After a charter operator abruptly announced plans to pull out of running two Memphis schools in Tennessee’s Achievement School District, leaders of the state-run turnaround initiative faced a wrenching decision.
Should they run the schools directly, using their own management group, Achievement Schools? After all, Achievement Schools already is running five similar schools nearby, and the ASD was designed to improve schools in crisis.
Or should they join other ASD charter operators in declining to rescue Klondike Preparatory Elementary and Humes Preparatory Middle schools?
After crunching the numbers, they went with the second option. A different operator has applied to step in at Humes at the end of this school year, but Klondike will become the first school in the ASD to close.
The impending closure raises questions about why the state entity that promised to catapult struggling schools to excellence is instead letting at least one die. The answers lie largely in a persistent complaint among nonprofit charter operators running ASD schools in Memphis: There simply aren’t enough students to go around.
“We did our due diligence in looking at the finances and honestly we could not make it work,” ASD Superintendent Malika Anderson told Klondike parents last week. “We couldn’t provide a breadth of services here with the number of students available.”
Klondike has 135 students, even though it can enroll up to 750. At Humes, just 315 students attend class in a building designed for 900. A combination of strict rules that limit student recruitment and a dwindling school-age population have left the schools struggling to attract students — damaging not only their mission, but also their chief source of funding.
To operate both schools, Achievement Schools Executive Director Tim Ware said balancing the budget would require slashing teacher training, after-school instruction, and programs to help poor students.
“When you strip education down to those bare bones, there’s real questions about the value of that education,” Ware said. “It costs extra money to take a school that’s challenged to create the necessary supports to turn it around.”
Officials in Shelby County Schools, the local district that previously ran the schools, already had drawn the same conclusion. The district has been pouring millions of federal and philanthropic dollars into 21 struggling schools through a turnaround initiative known as the Innovation Zone, allowing them to add extra services for students and training for teachers.
The local district also has about 22,000 more seats than students, and it recently kicked off a process to bring those two numbers in line by closing and consolidating schools.
The dynamic is not unique to Memphis, according to Ethan Gray, whose nonprofit, Education Cities, helps cities plan for the future. He said charter operators like KIPP, which is pulling out of another ASD school this spring, are learning that success in some cities might not easily be replicated in others.
“There are a number of cities that are facing declining enrollment issues where the economics of opening and running schools is really, really hard,” Gray said.

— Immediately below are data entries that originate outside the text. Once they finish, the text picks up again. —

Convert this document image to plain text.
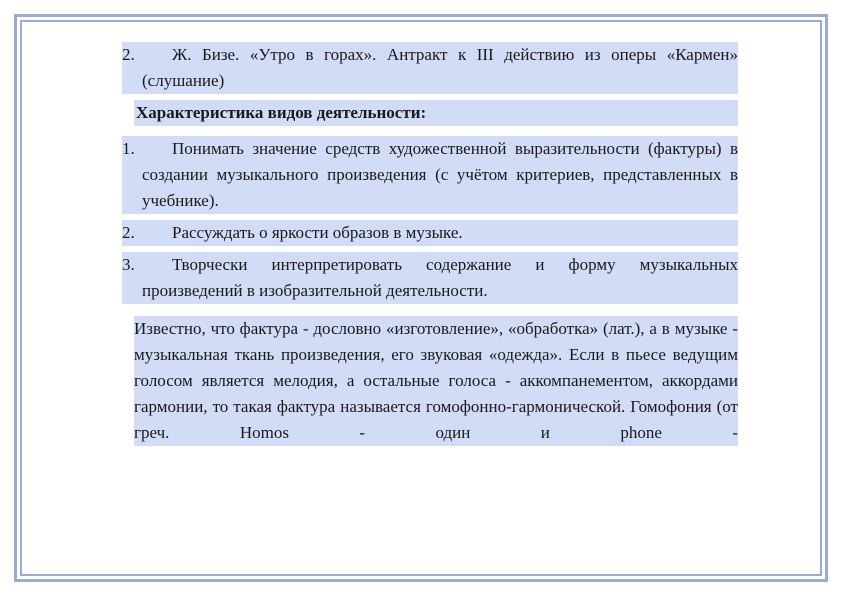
2.	Ж. Бизе. «Утро в горах». Антракт к III действию из оперы «Кармен» (слушание)
Характеристика видов деятельности:
1.	Понимать значение средств художественной выразительности (фактуры) в создании музыкального произведения (с учётом критериев, представленных в учебнике).
2.	Рассуждать о яркости образов в музыке.
3.	Творчески интерпретировать содержание и форму музыкальных произведений в изобразительной деятельности.
Известно, что фактура - дословно «изготовление», «обработка» (лат.), а в музыке - музыкальная ткань произведения, его звуковая «одежда». Если в пьесе ведущим голосом является мелодия, а остальные голоса - аккомпанементом, аккордами гармонии, то такая фактура называется гомофонно-гармонической. Гомофония (от греч. Homos - один и phone -
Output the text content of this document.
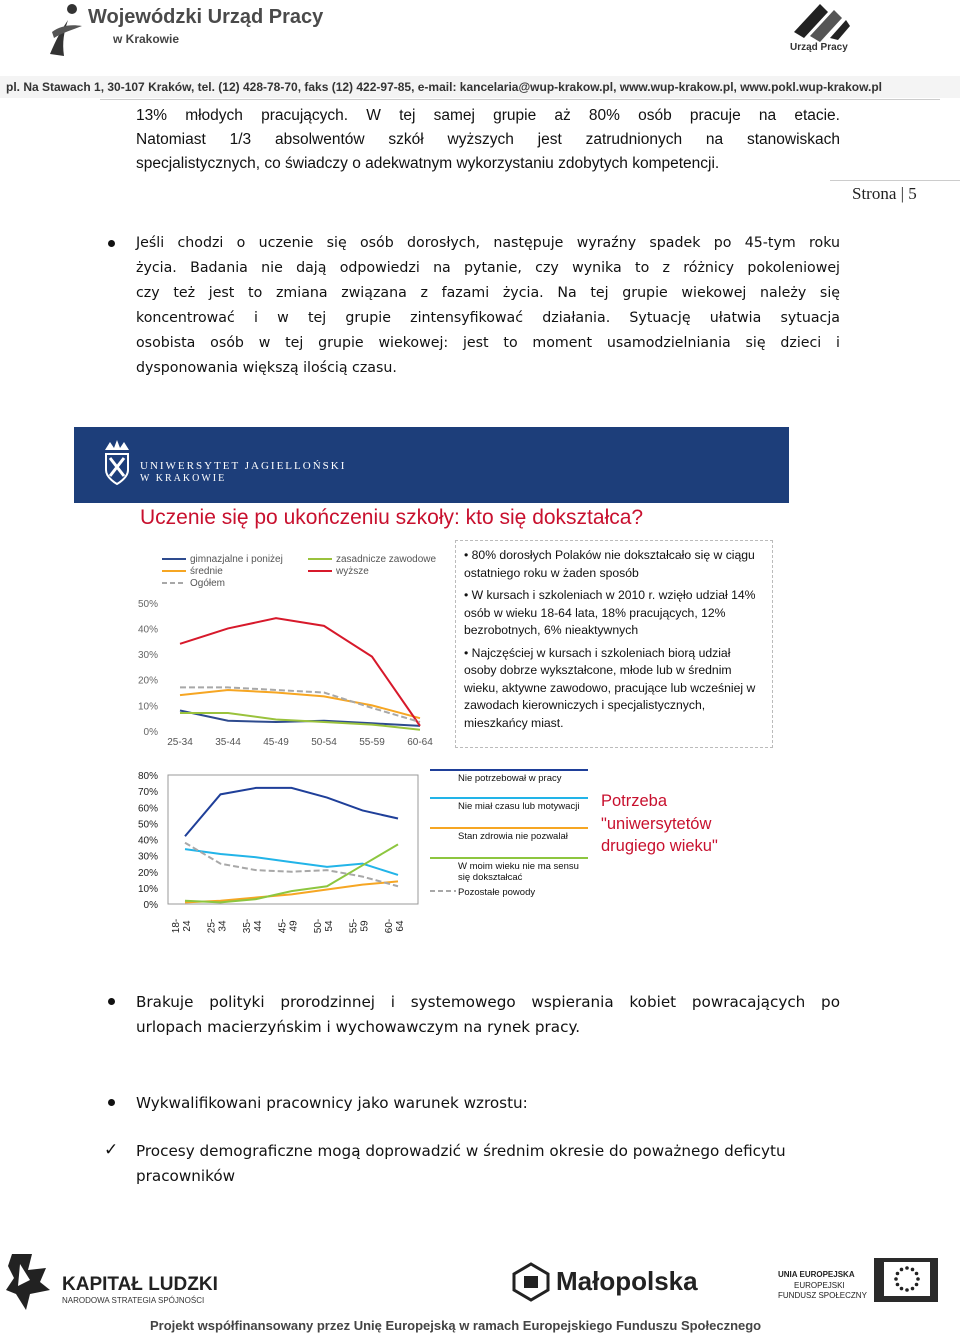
Wojewódzki Urząd Pracy
w Krakowie
Urząd Pracy
pl. Na Stawach 1, 30-107 Kraków, tel. (12) 428-78-70, faks (12) 422-97-85, e-mail: kancelaria@wup-krakow.pl, www.wup-krakow.pl, www.pokl.wup-krakow.pl
Strona | 5
13% młodych pracujących. W tej samej grupie aż 80% osób pracuje na etacie.
Natomiast 1/3 absolwentów szkół wyższych jest zatrudnionych na stanowiskach
specjalistycznych, co świadczy o adekwatnym wykorzystaniu zdobytych kompetencji.
Jeśli chodzi o uczenie się osób dorosłych, następuje wyraźny spadek po 45-tym roku
życia. Badania nie dają odpowiedzi na pytanie, czy wynika to z różnicy pokoleniowej
czy też jest to zmiana związana z fazami życia. Na tej grupie wiekowej należy się
koncentrować i w tej grupie zintensyfikować działania. Sytuację ułatwia sytuacja
osobista osób w tej grupie wiekowej: jest to moment usamodzielniania się dzieci i
dysponowania większą ilością czasu.
UNIWERSYTET JAGIELLOŃSKI
W KRAKOWIE
Uczenie się po ukończeniu szkoły: kto się dokształca?
0%
10%
20%
30%
40%
50%
25-34 35-44 45-49 50-54 55-59 60-64
gimnazjalne i poniżej
średnie
Ogółem
zasadnicze zawodowe
wyższe

• 80% dorosłych Polaków nie dokształcało się w ciągu ostatniego roku w żaden sposób

• W kursach i szkoleniach w 2010 r. wzięło udział 14% osób w wieku 18-64 lata, 18% pracujących, 12% bezrobotnych, 6% nieaktywnych

• Najczęściej w kursach i szkoleniach biorą udział osoby dobrze wykształcone, młode lub w średnim wieku, aktywne zawodowo, pracujące lub wcześniej w zawodach kierowniczych i specjalistycznych, mieszkańcy miast.

0%
10%
20%
30%
40%
50%
60%
70%
80%
18-24 25-34 35-44 45-49 50-54 55-59 60-64
Nie potrzebował w pracy
Nie miał czasu lub motywacji
Stan zdrowia nie pozwalał
W moim wieku nie ma sensu się dokształcać
Pozostałe powody
Potrzeba
"uniwersytetów
drugiego wieku"
Brakuje polityki prorodzinnej i systemowego wspierania kobiet powracających po
urlopach macierzyńskim i wychowawczym na rynek pracy.
Wykwalifikowani pracownicy jako warunek wzrostu:
✓ Procesy demograficzne mogą doprowadzić w średnim okresie do poważnego deficytu
pracowników
KAPITAŁ LUDZKI
NARODOWA STRATEGIA SPÓJNOŚCI
Małopolska	UNIA EUROPEJSKA
EUROPEJSKI
FUNDUSZ SPOŁECZNY
Projekt współfinansowany przez Unię Europejską w ramach Europejskiego Funduszu Społecznego
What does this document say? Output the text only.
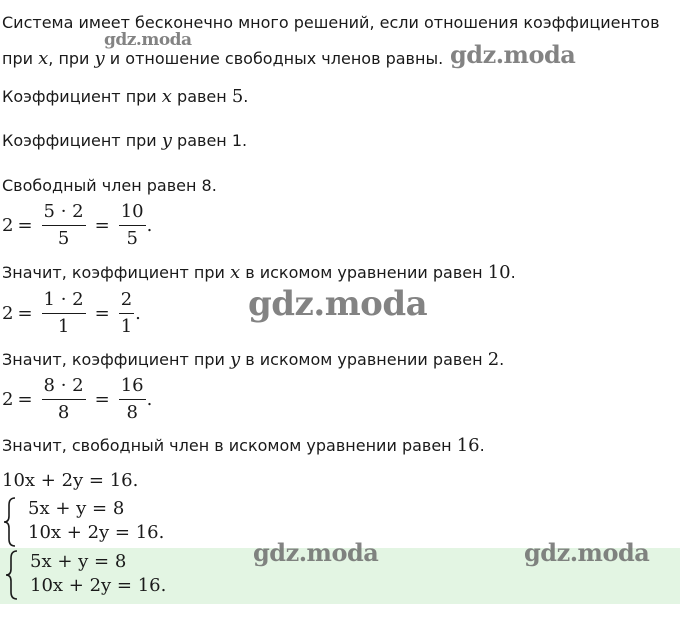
Система имеет бесконечно много решений, если отношения коэффициентов
при x, при y и отношение свободных членов равны.
Коэффициент при x равен 5.
Коэффициент при y равен 1.
Свободный член равен 8.
$2 = \frac{5 \cdot 2}{5} = \frac{10}{5}$ .
Значит, коэффициент при x в искомом уравнении равен 10.
$2 = \frac{1 \cdot 2}{1} = \frac{2}{1}$ .
Значит, коэффициент при y в искомом уравнении равен 2.
$2 = \frac{8 \cdot 2}{8} = \frac{16}{8}$ .
Значит, свободный член в искомом уравнении равен 16.
10x + 2y = 16.
5x + y = 8
10x + 2y = 16.
5x + y = 8
10x + 2y = 16.
gdz.moda	gdz.moda
gdz.moda
gdz.moda	gdz.moda
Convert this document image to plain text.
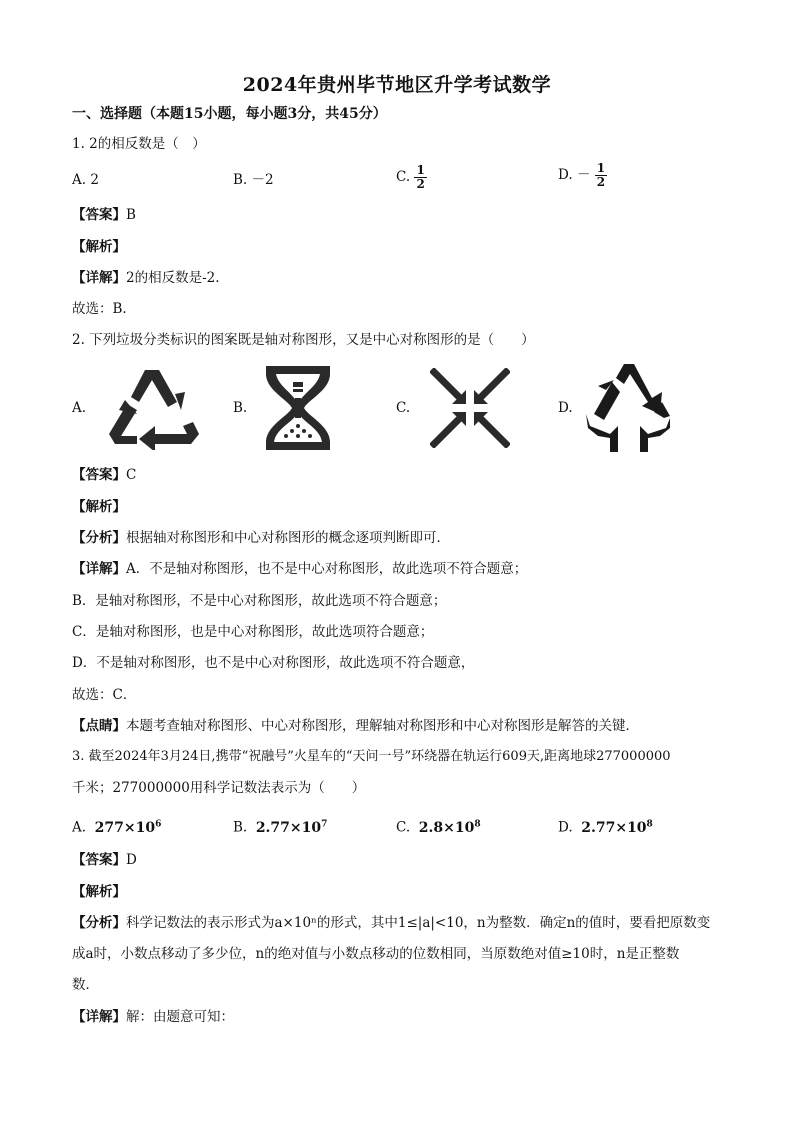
2024年贵州毕节地区升学考试数学
一、选择题（本题15小题，每小题3分，共45分）
1. 2的相反数是（　）
A. 2	B. －2	C. $\frac{1}{2}$	D. － $\frac{1}{2}$
【答案】B
【解析】
【详解】2的相反数是-2.
故选：B.
2. 下列垃圾分类标识的图案既是轴对称图形，又是中心对称图形的是（　　）
A.	B.	C.	D.
【答案】C
【解析】
【分析】根据轴对称图形和中心对称图形的概念逐项判断即可．
【详解】A．不是轴对称图形，也不是中心对称图形，故此选项不符合题意；
B．是轴对称图形，不是中心对称图形，故此选项不符合题意；
C．是轴对称图形，也是中心对称图形，故此选项符合题意；
D．不是轴对称图形，也不是中心对称图形，故此选项不符合题意，
故选：C．
【点睛】本题考查轴对称图形、中心对称图形，理解轴对称图形和中心对称图形是解答的关键．
3. 截至2024年3月24日,携带“祝融号”火星车的“天问一号”环绕器在轨运行609天,距离地球277000000
千米；277000000用科学记数法表示为（　　）
A. $277\times 10^6$	B. $2.77\times 10^7$	C. $2.8\times 10^8$	D. $2.77\times 10^8$
【答案】D
【解析】
【分析】科学记数法的表示形式为a×10ⁿ的形式，其中1≤|a|<10，n为整数．确定n的值时，要看把原数变
成a时，小数点移动了多少位，n的绝对值与小数点移动的位数相同，当原数绝对值≥10时，n是正整数
数．
【详解】解：由题意可知：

“The reality for a lot of [charter operators] that are being recruited by cities is that the conditions have to be favorable for them to set up shop and run schools that are effective economically and academically,” he added.
In Memphis, where the ASD operates 31 schools, it doesn’t appear that those conditions are in place. That raises another question about the state entity: Shouldn’t it have seen these demographic challenges coming?
Some local officials say yes — and that Tennessee shouldn’t have made the bold school-improvement promises it did without solutions.
“This goes back to the heart of the original problem. Dwindling enrollment, small schools,” said David Reaves, a former school board member who now sits on the Shelby County Board of Commissioners and has long been critical of the ASD. “The state thought the best thing was to bring in a charter operator to grow the school. But the reality is the school population isn’t there.”